Der Beschwerdeführer erhob gegen dieses Straferkenntnis Berufung.

Mit dem nunmehr angefochtenen Bescheid vom 19. Oktober 2004 gab die belangte Behörde dieser Berufung Folge, hob das angefochtene Straferkenntnis auf und stellte das Verwaltungsstrafverfahren ein. Auf Grund der Ergebnisse der von ihr durchgeführten mündlichen Berufungsverhandlung, welche im angefochtenen Bescheid im Einzelnen wiedergegeben wurden, führte die belangte Behörde aus, zunächst sei fraglich, ob der Ausländer im gegenständlichen Fall überhaupt Aktivitäten entfaltet habe, die nach Art und Umfang als Arbeitsleistung angesprochen werden könnten.
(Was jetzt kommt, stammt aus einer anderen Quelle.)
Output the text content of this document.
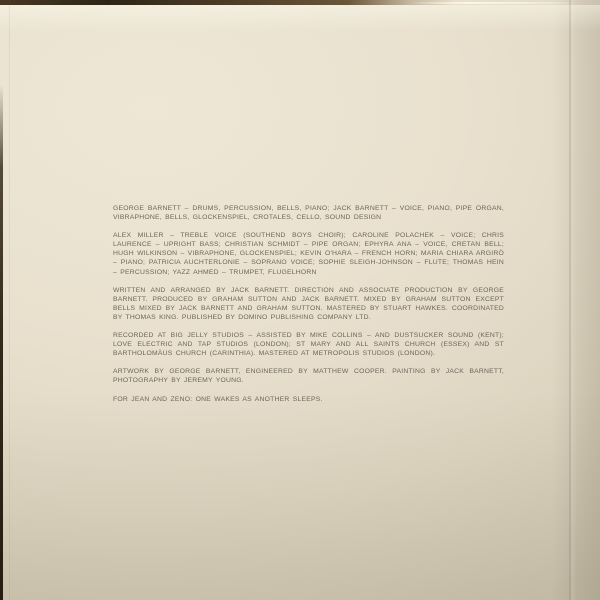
GEORGE BARNETT – DRUMS, PERCUSSION, BELLS, PIANO; JACK BARNETT – VOICE, PIANO, PIPE ORGAN, VIBRAPHONE, BELLS, GLOCKENSPIEL, CROTALES, CELLO, SOUND DESIGN

ALEX MILLER – TREBLE VOICE (SOUTHEND BOYS CHOIR); CAROLINE POLACHEK – VOICE; CHRIS LAURENCE – UPRIGHT BASS; CHRISTIAN SCHMIDT – PIPE ORGAN; EPHYRA ANA – VOICE, CRETAN BELL; HUGH WILKINSON – VIBRAPHONE, GLOCKENSPIEL; KEVIN O'HARA – FRENCH HORN; MARIA CHIARA ARGIRÒ – PIANO; PATRICIA AUCHTERLONIE – SOPRANO VOICE; SOPHIE SLEIGH-JOHNSON – FLUTE; THOMAS HEIN – PERCUSSION; YAZZ AHMED – TRUMPET, FLUGELHORN

WRITTEN AND ARRANGED BY JACK BARNETT. DIRECTION AND ASSOCIATE PRODUCTION BY GEORGE BARNETT. PRODUCED BY GRAHAM SUTTON AND JACK BARNETT. MIXED BY GRAHAM SUTTON EXCEPT BELLS MIXED BY JACK BARNETT AND GRAHAM SUTTON. MASTERED BY STUART HAWKES. COORDINATED BY THOMAS KING. PUBLISHED BY DOMINO PUBLISHING COMPANY LTD.

RECORDED AT BIG JELLY STUDIOS – ASSISTED BY MIKE COLLINS – AND DUSTSUCKER SOUND (KENT); LOVE ELECTRIC AND TAP STUDIOS (LONDON); ST MARY AND ALL SAINTS CHURCH (ESSEX) AND ST BARTHOLOMÄUS CHURCH (CARINTHIA). MASTERED AT METROPOLIS STUDIOS (LONDON).

ARTWORK BY GEORGE BARNETT, ENGINEERED BY MATTHEW COOPER. PAINTING BY JACK BARNETT, PHOTOGRAPHY BY JEREMY YOUNG.

FOR JEAN AND ZENO: ONE WAKES AS ANOTHER SLEEPS.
Im gegenständlichen Falle habe er einem Bekannten ein Glas Wasser und - wie im Hinblick auf die Aussage desselben anzunehmen gewesen sei - auch eine Tasse Kaffee serviert. Da dies im Rahmen eines Lokales erfolgt sei, sei nach dem äußeren Erscheinungsbild von einer arbeitnehmertypischen Tätigkeit auszugehen gewesen. Dazu komme, dass der Ausländer nach eigenen Angaben öfter Hilfstätigkeiten verrichtet habe, nämlich dann, wenn der Mitbeteiligte anderweitig zu tun gehabt habe (etwa aus familiären Gründen oder im Falle einer Pizzazustellung) und auch dessen Frau verhindert gewesen sei, diesen zu vertreten. Dazu komme, dass der Ausländer öfters von Kontrollorganen allein im Lokal gesehen worden sei. Ob es unter solchen Umständen tatsächlich nie dazu gekommen sei, wie der Ausländer ausgesagt habe, dass er Gäste bedient oder kassiert habe, erscheine zweifelhaft, sei aber im Hinblick auf die Unabhängigkeit des Beschäftigungsbegriffs von der Art der Tätigkeit unerheblich. Insgesamt betrachtet werde man davon auszugehen haben, dass der Ausländer sehr wohl Hilfstätigkeiten im Lokal durchgeführt habe. Zweifelhaft bleibe jedoch der Umfang dieser Tätigkeiten; dass dieser über gelegentliche Unterstützungen hinaus gegangen sei, scheine möglich, könne jedoch nicht als erwiesen angenommen werden.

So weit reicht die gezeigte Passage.